Earlier this summer the IRS, in restarting various electronic programs where unauthorized persons had established accounts to access taxpayer data or obtain reissued IP-PINs to file fraudulent returns, the IRS had added new procedures that included a requirement that a taxpayer establishing an account had a post-paid cellular phone.
After the Social Security Administration received complaints that many seniors did not have cell phones to be used for a similar program, that agency backed off the cell phone requirement. Now the IRS also modified the phone requirement to access certain online tools.
In a statement issued August 19 the IRS indicated taxpayers will now have the option to receive the activation code by mail, being sent to the taxpayer’s address of record instead of to the cellular phone. The IRS now indicates on its website “Secure Access: How to Register for Certain Online Self-Help Tool:”
If you have a pay-as-you-go mobile phone or a business/family plan mobile phone not associated with your name, you may request that we mail an activation code to the address we have on file for you. You still must have a text-enabled, U.S.-based phone to receive a security code text that completes the validation process and allows returning users to access their accounts.
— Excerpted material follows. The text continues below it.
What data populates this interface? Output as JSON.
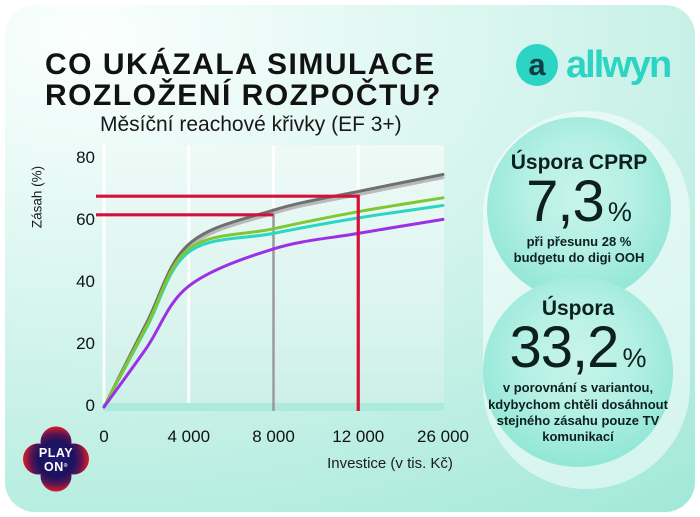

While the notice does not say that the returning security code can go to a prepaid phone, it would appear that such phones will now be sufficient for this purpose. The use of the post-paid phones initially was to verify the person creating the account was the taxpayer. Presumably if the taxpayer is now properly verified via a letter with the code, the IRS believes using a prepaid phone for two factor authentication no longer poses a risk to losing control of the account.